Assim, devemos pensar em como substituir insumos, mas - sobretudo – em como aliar esse ponto a outros processos e estruturas. No caso da Flora, por exemplo, desenvolvemos uma estrutura prática – unindo quatro pilares - para alcançarmos os objetivos da agricultura regenerativa, sendo eles: 1. Restauração e conectividade da paisagem; 2. Sistemas agroflorestais; 3. Práticas e insumos regenerativos e 4. Desenvolvimento de comunidades.
6. O que você gostaria de compartilhar com a comunidade NatureHub Brasil?

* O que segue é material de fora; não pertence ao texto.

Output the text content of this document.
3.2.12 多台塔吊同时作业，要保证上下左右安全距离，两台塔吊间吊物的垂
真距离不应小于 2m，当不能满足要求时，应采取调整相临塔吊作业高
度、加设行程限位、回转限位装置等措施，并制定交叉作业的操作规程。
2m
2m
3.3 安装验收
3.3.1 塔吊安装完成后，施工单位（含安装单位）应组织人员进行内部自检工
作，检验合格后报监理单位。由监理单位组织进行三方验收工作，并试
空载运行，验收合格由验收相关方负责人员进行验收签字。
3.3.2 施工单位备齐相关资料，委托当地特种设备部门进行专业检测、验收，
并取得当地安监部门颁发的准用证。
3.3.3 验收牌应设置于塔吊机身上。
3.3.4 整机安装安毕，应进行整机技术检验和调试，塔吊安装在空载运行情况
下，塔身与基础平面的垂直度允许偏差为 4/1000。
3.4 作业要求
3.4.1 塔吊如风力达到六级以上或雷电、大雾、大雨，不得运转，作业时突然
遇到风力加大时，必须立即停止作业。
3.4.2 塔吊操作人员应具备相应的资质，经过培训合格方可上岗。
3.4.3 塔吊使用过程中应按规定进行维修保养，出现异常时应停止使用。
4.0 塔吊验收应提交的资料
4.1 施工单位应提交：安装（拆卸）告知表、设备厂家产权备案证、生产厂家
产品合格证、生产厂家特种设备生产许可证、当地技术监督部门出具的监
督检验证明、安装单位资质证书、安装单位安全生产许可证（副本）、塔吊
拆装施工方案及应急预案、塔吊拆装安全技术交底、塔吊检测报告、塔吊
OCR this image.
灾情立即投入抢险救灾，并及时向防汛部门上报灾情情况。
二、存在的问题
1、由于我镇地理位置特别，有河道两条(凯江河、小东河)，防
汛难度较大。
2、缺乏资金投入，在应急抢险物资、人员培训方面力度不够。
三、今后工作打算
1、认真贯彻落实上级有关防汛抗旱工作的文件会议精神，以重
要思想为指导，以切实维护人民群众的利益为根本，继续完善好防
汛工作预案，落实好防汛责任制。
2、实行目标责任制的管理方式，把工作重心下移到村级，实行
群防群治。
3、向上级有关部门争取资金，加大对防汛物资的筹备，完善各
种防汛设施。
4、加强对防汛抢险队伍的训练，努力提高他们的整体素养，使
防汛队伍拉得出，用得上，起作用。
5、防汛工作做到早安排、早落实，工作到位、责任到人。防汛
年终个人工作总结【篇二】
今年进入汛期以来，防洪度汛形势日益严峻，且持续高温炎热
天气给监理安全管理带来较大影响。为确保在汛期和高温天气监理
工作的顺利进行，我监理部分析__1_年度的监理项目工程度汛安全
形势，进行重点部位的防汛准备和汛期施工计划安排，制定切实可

Acredito que precisamos criar diferentes ferramentas para possibilitar a transição de modelos de negócios anacrônicos às mudanças climáticas para outros modelos que considerem o clima e a sociedade como fatores basilares de seus negócios.
Ao longo desse processo de transição, precisamos impulsionar movimentos que busquem e promovam esses projetos, permitindo então a solidificação dessas iniciativas. Assim, todos são capazes de participar diretamente dessa transformação necessária, comunicando, divulgando e consumindo produtos e serviços que estão de fato buscando soluções para os problemas globais atuais.
As mudanças climáticas, por exemplo, não serão endereçadas a partir de soluções vindas de um único setor, mas apenas quando a sociedade global transformar seu modo de produção, consumo e de vida. Até lá, precisamos comunicar a emergência do assunto e apoiar iniciativas que estão buscando soluções para diferentes partes do desafio.